Magris dai Gesuiti al Sacro Cuore: «Questa chiesa, luogo della felicità»

TRIESTE. «Questo luogo mi ha reso felice». Poche parole, un concetto chiaro espresso con la serenità di chi non è più un praticante da ormai 60 anni, ma che sente di essersi formato e di essere diventato quello che è nella Chiesa del Sacro Cuore. È quanto Claudio Magris sente di dovere alla chiesa di via del Ronco, che ha frequentato da giovane catechista. Il professore lo rivela a un pubblico fatto di fedeli ma anche di amici, di antichi coetanei catechisti di oltre mezzo secolo fa, che sono venuti ad ascoltarlo ieri sera a celebrare i 400 anni della presenza della Compagnia di Gesù a Trieste.
Un’occasione speciale per uno specialissimo relatore. «Ma non farò una conferenza», ha messo in chiaro Magris, accolto da qualche timido applauso e catturato dalla ripresa degli smartphone. Padre Luciano Larivera gli ha lasciato la parola descrivendolo come memoria narrante della vita della chiesa. Il riferimento è all’ultimo capitolo di “Microcosmi”, il libro di Magris nel quale la chiesa compare in un sogno, una fantasia sulla morte di un uomo che ritrova sotto gli affreschi dell’abside di Piero Lucano una folla di volti conosciuti e amati lungo tutta la vita. Ma proprio nel momento estremo quel luogo, la Chiesa del Sacro Cuore, riesce a infondere una serenità, se non proprio una persuasione, a quel salto verso l’ignoto.
In quel racconto, scritto oltre 20 anni fa, Magris metteva la chiesa tra uno dei suoi luoghi dell’anima. Un posto che dava pienezza all’esistenza, dove c’era spazio per tutti e da cui si è usciti, lo ha detto ieri, senza nessuna superbia sociale. Diversi, ma uguali nella dignità. Il debito di Magris è verso un ambiente, un milieu, che si è costituito in modo unico tra quelle mura, in quegli anni del Dopoguerra in cui la comunità si mischiava con altre persone venute da lontano, come i profughi istriani.
Non è una conferenza quella di Magris, ma volente o nolente il magistero del professore si dispiega ugualmente a ogni sua parola. Così il ricordo di don Poli, il gesuita che lo cacciò dal confessionale alla terza volta che gli si presentò davanti nella stessa giornata, diventa l’occasione per una riflessione sul peccato e sulla colpa. «Il primo è una norma oggettiva, una realtà concreta, come insegna Kafka, poeta della colpa. E io grazie a quel gesuita mi sono liberato della coscienza scrupolosa, della mania, della ossessione del peccato, del suo peso malato. Forse mi sono liberato così anche dalle mie nevrosi, anche se il mio amico seduto qui tra noi e che mi conosce da sempre non ne è per niente convinto».

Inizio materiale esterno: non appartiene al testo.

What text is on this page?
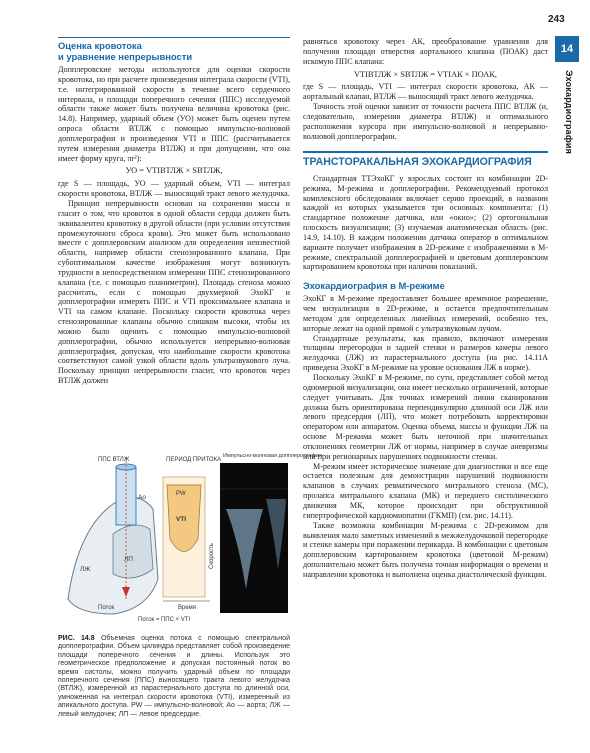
243
14
Эхокардиография

Оценка кровотока

и уравнение непрерывности

Допплеровские методы используются для оценки скорости кровотока, но при расчете произведения интеграла скорости (VTI), т.е. интегрированной скорости в течение всего сердечного интервала, и площади поперечного сечения (ППС) исследуемой области также может быть получена величина кровотока (рис. 14.8). Например, ударный объем (УО) может быть оценен путем опроса области ВТЛЖ с помощью импульсно-волновой допплерографии и произведения VTI и ППС (рассчитывается путем измерения диаметра ВТЛЖ) и при допущении, что она имеет форму круга, πr²):

УО = VTIВТЛЖ × SВТЛЖ,

где S — площадь, УО — ударный объем, VTI — интеграл скорости кровотока, ВТЛЖ — выносящий тракт левого желудочка.

Принцип непрерывности основан на сохранении массы и гласит о том, что кровоток в одной области сердца должен быть эквивалентен кровотоку в другой области (при условии отсутствия промежуточного сброса крови). Это может быть использовано вместе с допплеровским анализом для определения неизвестной области, например области стенозированного клапана. При субоптимальном качестве изображения могут возникнуть трудности в непосредственном измерении ППС стенозированного клапана (т.е. с помощью планиметрии). Площадь стеноза можно рассчитать, если с помощью двухмерной ЭхоКГ и допплерографии измерять ППС и VTI проксимальнее клапана и VTI на самом клапане. Поскольку скорости кровотока через стенозированные клапаны обычно слишком высоки, чтобы их можно было оценить с помощью импульсно-волновой допплерографии, обычно используется непрерывно-волновая допплерография, допуская, что наибольшие скорости кровотока соответствуют самой узкой области вдоль ультразвукового луча. Поскольку принцип непрерывности гласит, что кровоток через ВТЛЖ должен

ППС ВТЛЖ
ЛЖ
ЛП
Ао
Поток
ПЕРИОД ПРИТОКА
PW
VTI
Скорость
Время
Поток = ППС × VTI
Импульсно-волновая допплерография
РИС. 14.8 Объемная оценка потока с помощью спектральной допплерографии. Объем цилиндра представляет собой произведение площади поперечного сечения и длины. Используя это геометрическое предположение и допуская постоянный поток во время систолы, можно получить ударный объем по площади поперечного сечения (ППС) выносящего тракта левого желудочка (ВТЛЖ), измеренной из парастернального доступа по длинной оси, умноженная на интеграл скорости кровотока (VTI), измеренный из апикального доступа. PW — импульсно-волновой; Ао — аорта; ЛЖ — левый желудочек; ЛП — левое предсердие.

равняться кровотоку через АК, преобразование уравнения для получения площади отверстия аортального клапана (ПОАК) даст искомую ППС клапана:

VTIВТЛЖ × SВТЛЖ = VTIАК × ПОАК,

где S — площадь, VTI — интеграл скорости кровотока, АК — аортальный клапан, ВТЛЖ — выносящий тракт левого желудочка.

Точность этой оценки зависит от точности расчета ППС ВТЛЖ (и, следовательно, измерения диаметра ВТЛЖ) и оптимального расположения курсора при импульсно-волновой и непрерывно-волновой допплерографии.

ТРАНСТОРАКАЛЬНАЯ ЭХОКАРДИОГРАФИЯ

Стандартная ТТЭхоКГ у взрослых состоит из комбинации 2D-режима, М-режима и допплерографии. Рекомендуемый протокол комплексного обследования включает серию проекций, в названии каждой из которых указывается три основных компонента: (1) стандартное положение датчика, или «окно»; (2) ортогональная плоскость визуализации; (3) изучаемая анатомическая область (рис. 14.9, 14.10). В каждом положении датчика оператор в оптимальном варианте получает изображения в 2D-режиме с изображениями в М-режиме, спектральной допплерографией и цветовым допплеровским картированием кровотока при наличии показаний.

Эхокардиография в М-режиме

ЭхоКГ в М-режиме предоставляет большее временное разрешение, чем визуализация в 2D-режиме, и остается предпочтительным методом для определенных линейных измерений, особенно тех, которые лежат на одной прямой с ультразвуковым лучом.

Стандартные результаты, как правило, включают измерения толщины перегородки и задней стенки и размеров камеры левого желудочка (ЛЖ) из парастернального доступа (на рис. 14.11А приведена ЭхоКГ в М-режиме на уровне основания ЛЖ в норме).

Поскольку ЭхоКГ в М-режиме, по сути, представляет собой метод одномерной визуализации, она имеет несколько ограничений, которые следует учитывать. Для точных измерений линия сканирования должна быть ориентирована перпендикулярно длинной оси ЛЖ или левого предсердия (ЛП), что может потребовать корректировки оператором или аппаратом. Оценка объема, массы и функции ЛЖ на основе М-режима может быть неточной при значительных отклонениях геометрии ЛЖ от нормы, например в случае аневризмы или при регионарных нарушениях подвижности стенки.

М-режим имеет историческое значение для диагностики и все еще остается полезным для демонстрации нарушений подвижности клапанов в случаях ревматического митрального стеноза (МС), пролапса митрального клапана (МК) и переднего систолического движения МК, которое происходит при обструктивной гипертрофической кардиомиопатии (ГКМП) (см. рис. 14.11).

Также возможна комбинация М-режима с 2D-режимом для выявления мало заметных изменений в межжелудочковой перегородке и стенке камеры при поражении перикарда. В комбинации с цветовым допплеровским картированием кровотока (цветовой М-режим) дополнительно может быть получена точная информация о времени и направлении кровотока и выполнена оценка диастолической функции.
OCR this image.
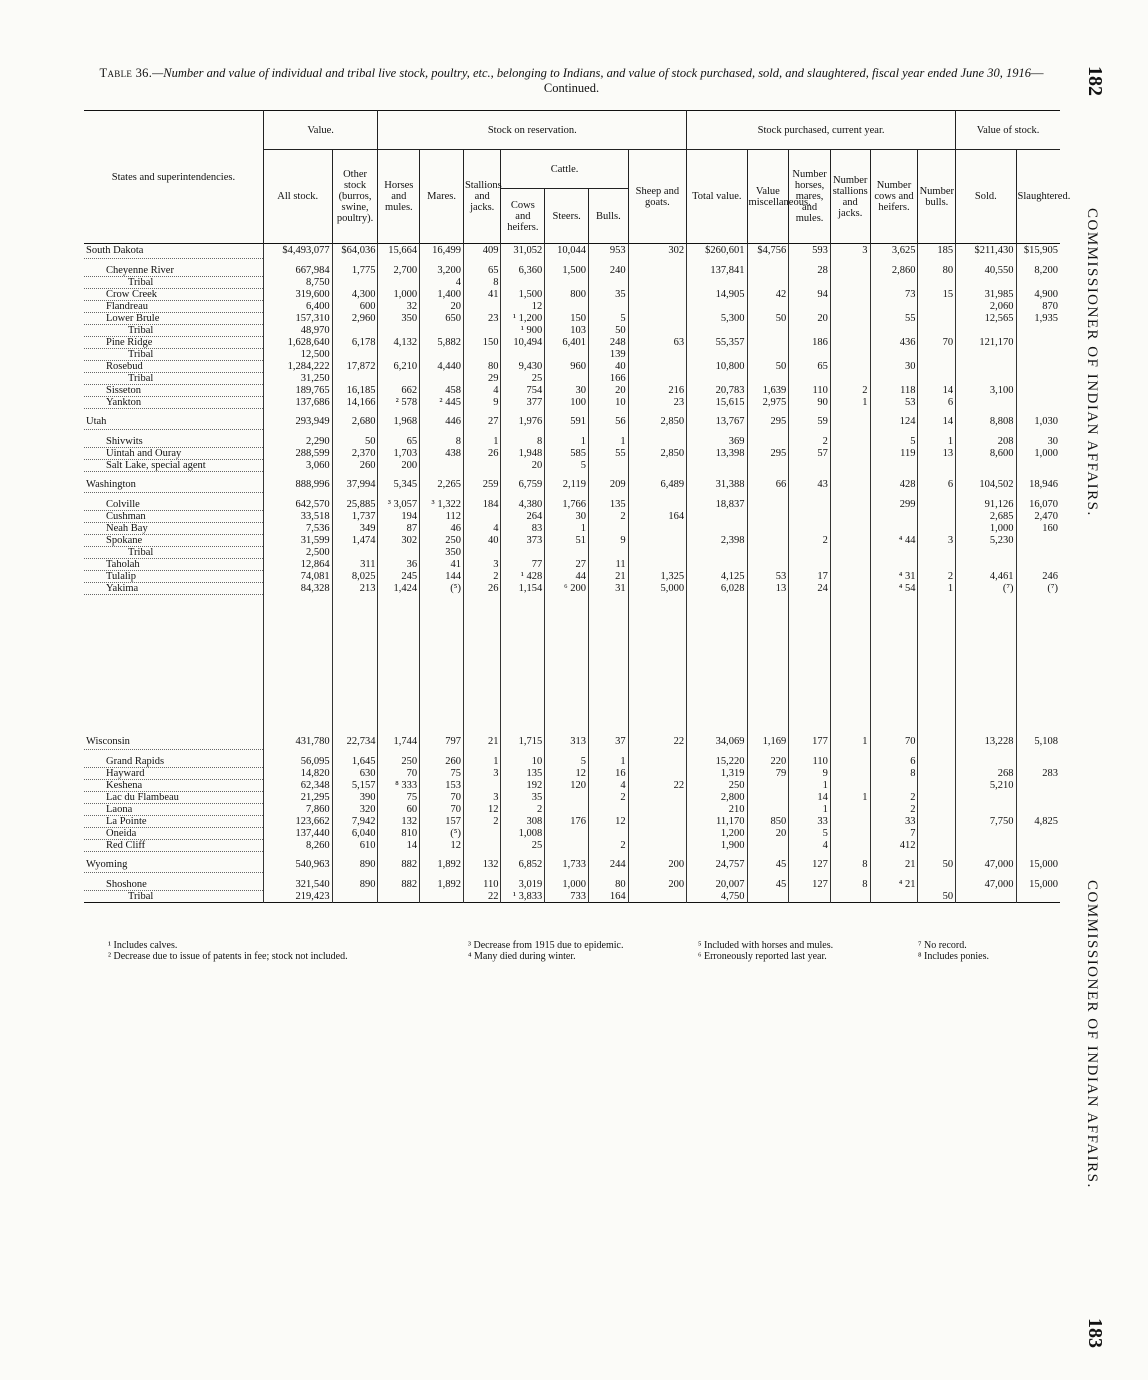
Table 36.—Number and value of individual and tribal live stock, poultry, etc., belonging to Indians, and value of stock purchased, sold, and slaughtered, fiscal year ended June 30, 1916—Continued.	182
183
COMMISSIONER OF INDIAN AFFAIRS.
COMMISSIONER OF INDIAN AFFAIRS.
States and superintendencies.	Value.		Stock on reservation.							Stock purchased, current year.						Value of stock.	
	All stock.	Other stock (burros, swine, poultry).	Horses and mules.	Mares.	Stallions and jacks.	Cattle.			Sheep and goats.	Total value.	Value miscellaneous.	Number horses, mares, and mules.	Number stallions and jacks.	Number cows and heifers.	Number bulls.	Sold.	Slaughtered.
						Cows and heifers.	Steers.	Bulls.									
South Dakota	$4,493,077	$64,036	15,664	16,499	409	31,052	10,044	953	302	$260,601	$4,756	593	3	3,625	185	$211,430	$15,905

Cheyenne River	667,984	1,775	2,700	3,200	65	6,360	1,500	240		137,841		28		2,860	80	40,550	8,200
Tribal	8,750			4	8												
Crow Creek	319,600	4,300	1,000	1,400	41	1,500	800	35		14,905	42	94		73	15	31,985	4,900
Flandreau	6,400	600	32	20		12										2,060	870
Lower Brule	157,310	2,960	350	650	23	¹ 1,200	150	5		5,300	50	20		55		12,565	1,935
Tribal	48,970					¹ 900	103	50									
Pine Ridge	1,628,640	6,178	4,132	5,882	150	10,494	6,401	248	63	55,357		186		436	70	121,170	
Tribal	12,500							139									
Rosebud	1,284,222	17,872	6,210	4,440	80	9,430	960	40		10,800	50	65		30			
Tribal	31,250				29	25		166									
Sisseton	189,765	16,185	662	458	4	754	30	20	216	20,783	1,639	110	2	118	14	3,100	
Yankton	137,686	14,166	² 578	² 445	9	377	100	10	23	15,615	2,975	90	1	53	6		

Utah	293,949	2,680	1,968	446	27	1,976	591	56	2,850	13,767	295	59		124	14	8,808	1,030

Shivwits	2,290	50	65	8	1	8	1	1		369		2		5	1	208	30
Uintah and Ouray	288,599	2,370	1,703	438	26	1,948	585	55	2,850	13,398	295	57		119	13	8,600	1,000
Salt Lake, special agent	3,060	260	200			20	5										

Washington	888,996	37,994	5,345	2,265	259	6,759	2,119	209	6,489	31,388	66	43		428	6	104,502	18,946

Colville	642,570	25,885	³ 3,057	³ 1,322	184	4,380	1,766	135		18,837				299		91,126	16,070
Cushman	33,518	1,737	194	112		264	30	2	164							2,685	2,470
Neah Bay	7,536	349	87	46	4	83	1									1,000	160
Spokane	31,599	1,474	302	250	40	373	51	9		2,398		2		⁴ 44	3	5,230	
Tribal	2,500			350													
Taholah	12,864	311	36	41	3	77	27	11									
Tulalip	74,081	8,025	245	144	2	¹ 428	44	21	1,325	4,125	53	17		⁴ 31	2	4,461	246
Yakima	84,328	213	1,424	(⁵)	26	1,154	⁶ 200	31	5,000	6,028	13	24		⁴ 54	1	(⁷)	(⁷)

Wisconsin	431,780	22,734	1,744	797	21	1,715	313	37	22	34,069	1,169	177	1	70		13,228	5,108

Grand Rapids	56,095	1,645	250	260	1	10	5	1		15,220	220	110		6			
Hayward	14,820	630	70	75	3	135	12	16		1,319	79	9		8		268	283
Keshena	62,348	5,157	⁸ 333	153		192	120	4	22	250		1				5,210	
Lac du Flambeau	21,295	390	75	70	3	35		2		2,800		14	1	2			
Laona	7,860	320	60	70	12	2				210		1		2			
La Pointe	123,662	7,942	132	157	2	308	176	12		11,170	850	33		33		7,750	4,825
Oneida	137,440	6,040	810	(⁵)		1,008				1,200	20	5		7			
Red Cliff	8,260	610	14	12		25		2		1,900		4		412			

Wyoming	540,963	890	882	1,892	132	6,852	1,733	244	200	24,757	45	127	8	21	50	47,000	15,000

Shoshone	321,540	890	882	1,892	110	3,019	1,000	80	200	20,007	45	127	8	⁴ 21		47,000	15,000
Tribal	219,423				22	¹ 3,833	733	164		4,750					50		
¹ Includes calves.
² Decrease due to issue of patents in fee; stock not included.
³ Decrease from 1915 due to epidemic.
⁴ Many died during winter.
⁵ Included with horses and mules.
⁶ Erroneously reported last year.
⁷ No record.
⁸ Includes ponies.
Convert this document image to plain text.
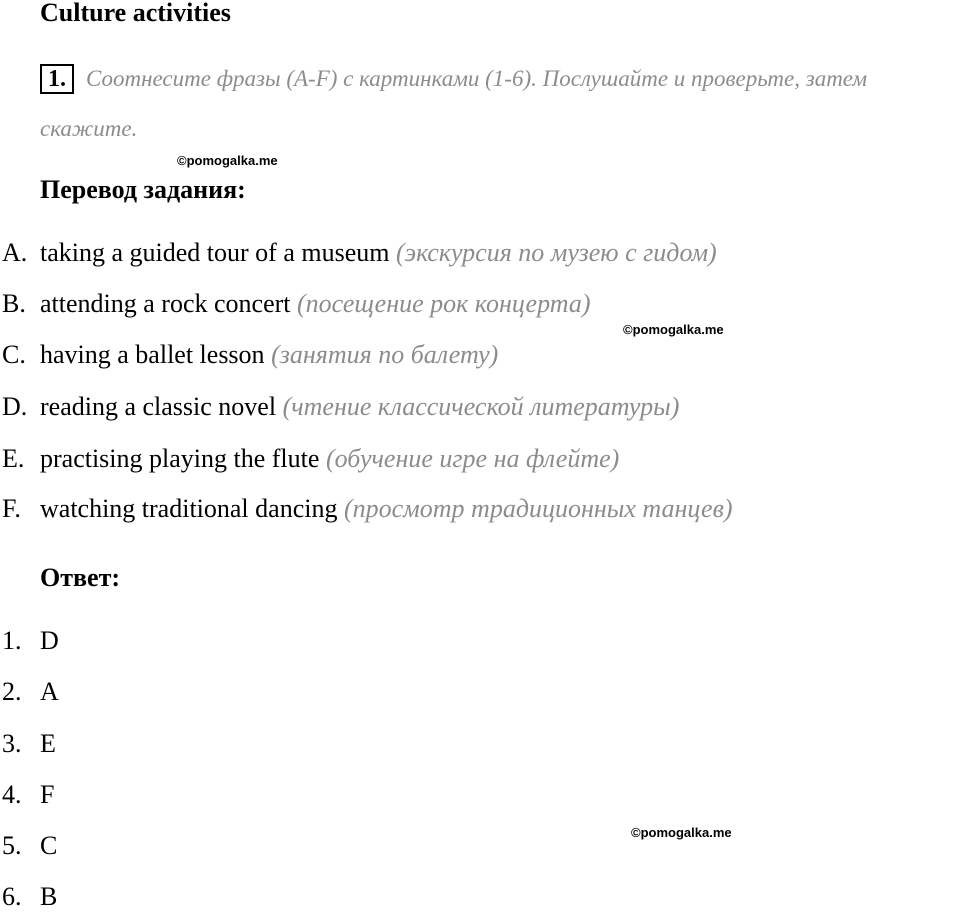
Culture activities
1. Соотнесите фразы (A-F) с картинками (1-6). Послушайте и проверьте, затем
скажите.
©pomogalka.me
Перевод задания:
A. taking a guided tour of a museum (экскурсия по музею с гидом)
B. attending a rock concert (посещение рок концерта)
©pomogalka.me
C. having a ballet lesson (занятия по балету)
D. reading a classic novel (чтение классической литературы)
E. practising playing the flute (обучение игре на флейте)
F. watching traditional dancing (просмотр традиционных танцев)
Ответ:
1. D
2. A
3. E
4. F
©pomogalka.me
5. C
6. B
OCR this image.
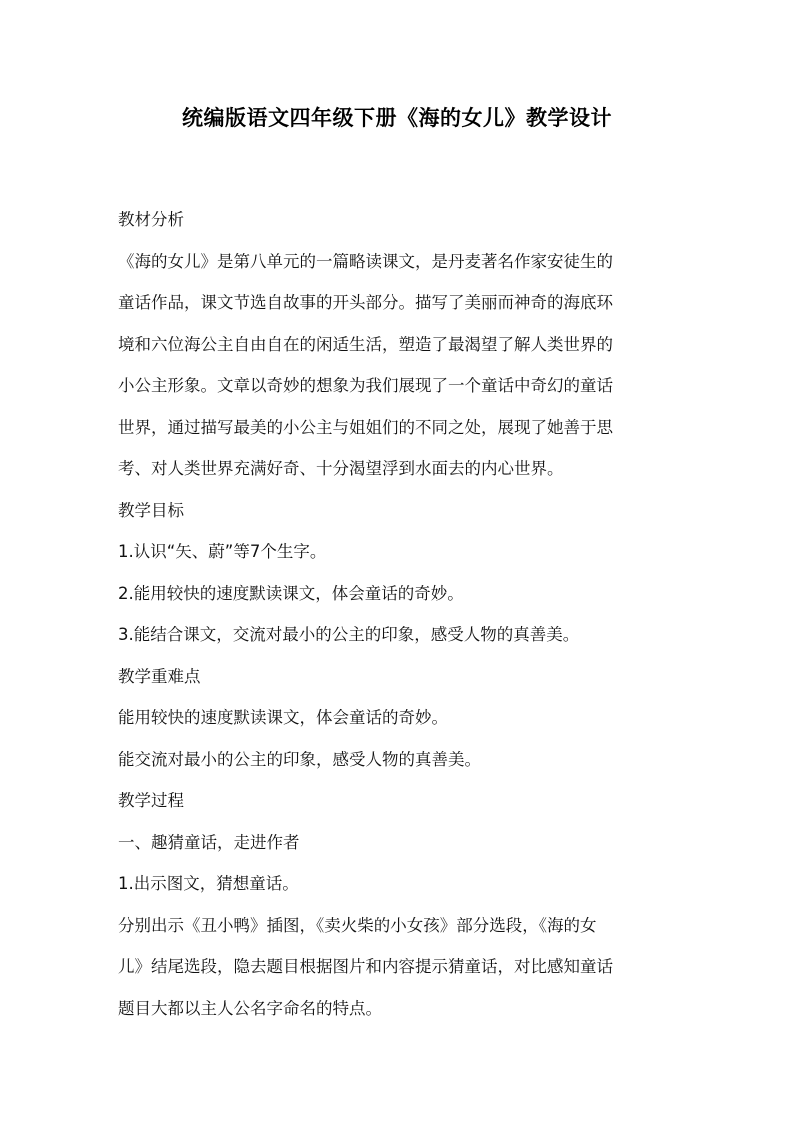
统编版语文四年级下册《海的女儿》教学设计
教材分析
《海的女儿》是第八单元的一篇略读课文，是丹麦著名作家安徒生的
童话作品，课文节选自故事的开头部分。描写了美丽而神奇的海底环
境和六位海公主自由自在的闲适生活，塑造了最渴望了解人类世界的
小公主形象。文章以奇妙的想象为我们展现了一个童话中奇幻的童话
世界，通过描写最美的小公主与姐姐们的不同之处，展现了她善于思
考、对人类世界充满好奇、十分渴望浮到水面去的内心世界。
教学目标
1.认识“矢、蔚”等7个生字。
2.能用较快的速度默读课文，体会童话的奇妙。
3.能结合课文，交流对最小的公主的印象，感受人物的真善美。
教学重难点
能用较快的速度默读课文，体会童话的奇妙。
能交流对最小的公主的印象，感受人物的真善美。
教学过程
一、趣猜童话，走进作者
1.出示图文，猜想童话。
分别出示《丑小鸭》插图，《卖火柴的小女孩》部分选段，《海的女
儿》结尾选段，隐去题目根据图片和内容提示猜童话，对比感知童话
题目大都以主人公名字命名的特点。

Felicità, riflessione morale. Ma anche fantasia. Gli affreschi con il simbolismo del Sacro Cuore, le tende color oro vecchio del confessionale avranno spinto il giovane Magris anche all’immaginazione. Il professore non lo ha detto, ma è possibile che abbia sognato a lungo su quei disegni, facendo nascere in lui desiderio di vedere in quelle storie un altrove nel quale poter entrare per riscriverlo. Un’esistenza resa ricca grazie alla formazione religiosa, anche se ormai vissuta con distacco: il debito di Magris alla Chiesa del Sacro Cuore è pagato.